There are different types of ATPases, which can differ in function (ATP synthesis and/or hydrolysis), structure (F-, V- and A-ATPases contain rotary motors) and in the type of ions they transport. The types with this domain include:

- F-ATPases (F1Fo ATPases) are found in mitochondria, chloroplasts and bacterial plasma membranes are the prime producers of ATP, using the proton gradient generated by oxidative phosphorylation (mitochondria) or photosynthesis (chloroplasts).
- V-ATPases (V1Vo ATPases) are primarily found in eukaryotic vacuoles, catalysing ATP hydrolysis to transport solutes and lower pH in organelles.
- A-ATPases (A1Ao ATPases) are found in Archaea and function like F-ATPases.
- T3SS / flagellum ATPases, which are homologous to both parts of the A/F/V rotary ATPases: strongly in the "1" part, and weakly in the "O" part.
- Ring-shaped DNA helicases like the Rho factor, where the ring is homologus to the α/β subunits.

In F-ATPases, there are three copies each of the alpha and beta subunits that form the catalytic core of the F1 complex, while the remaining F1 subunits (gamma, delta, epsilon) form part of the stalks. There is a substrate-binding site on each of the alpha and beta subunits, those on the beta subunits being catalytic, while those on the alpha subunits are regulatory. The alpha and beta subunits form a cylinder that is attached to the central stalk. The alpha/beta subunits undergo a sequence of conformational changes leading to the formation of ATP from ADP, which are induced by the rotation of the gamma subunit, itself is driven by the movement of protons through the Fo complex C subunit.
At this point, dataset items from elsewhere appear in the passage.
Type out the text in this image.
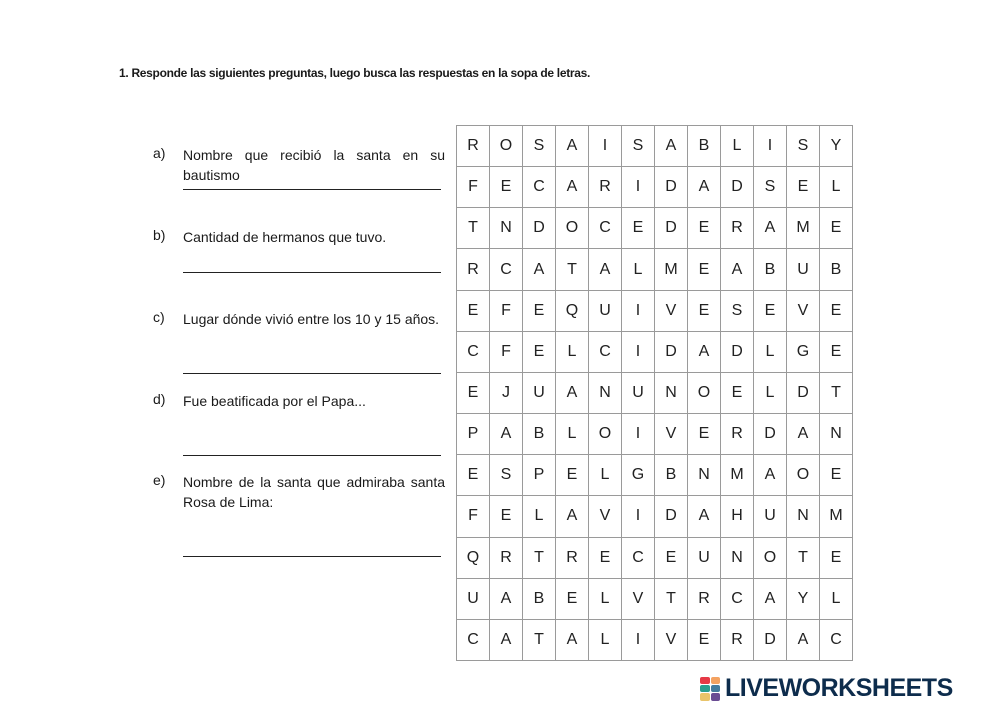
1. Responde las siguientes preguntas, luego busca las respuestas en la sopa de letras.
a) Nombre que recibió la santa en su bautismo
b) Cantidad de hermanos que tuvo.
c) Lugar dónde vivió entre los 10 y 15 años.
d) Fue beatificada por el Papa...
e) Nombre de la santa que admiraba santa Rosa de Lima:
R	O	S	A	I	S	A	B	L	I	S	Y
F	E	C	A	R	I	D	A	D	S	E	L
T	N	D	O	C	E	D	E	R	A	M	E
R	C	A	T	A	L	M	E	A	B	U	B
E	F	E	Q	U	I	V	E	S	E	V	E
C	F	E	L	C	I	D	A	D	L	G	E
E	J	U	A	N	U	N	O	E	L	D	T
P	A	B	L	O	I	V	E	R	D	A	N
E	S	P	E	L	G	B	N	M	A	O	E
F	E	L	A	V	I	D	A	H	U	N	M
Q	R	T	R	E	C	E	U	N	O	T	E
U	A	B	E	L	V	T	R	C	A	Y	L
C	A	T	A	L	I	V	E	R	D	A	C
LIVEWORKSHEETS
In V- and A-ATPases, the alpha/A and beta/B subunits of the V1 or A1 complex are homologous to the alpha and beta subunits in the F1 complex of F-ATPases, except that the alpha subunit is catalytic and the beta subunit is regulatory.

The alpha/A and beta/B subunits can each be divided into three regions, or domains, centred on the ATP-binding pocket, and based on structure and function. The central domain contains the nucleotide-binding residues that make direct contact with the ADP/ATP molecule.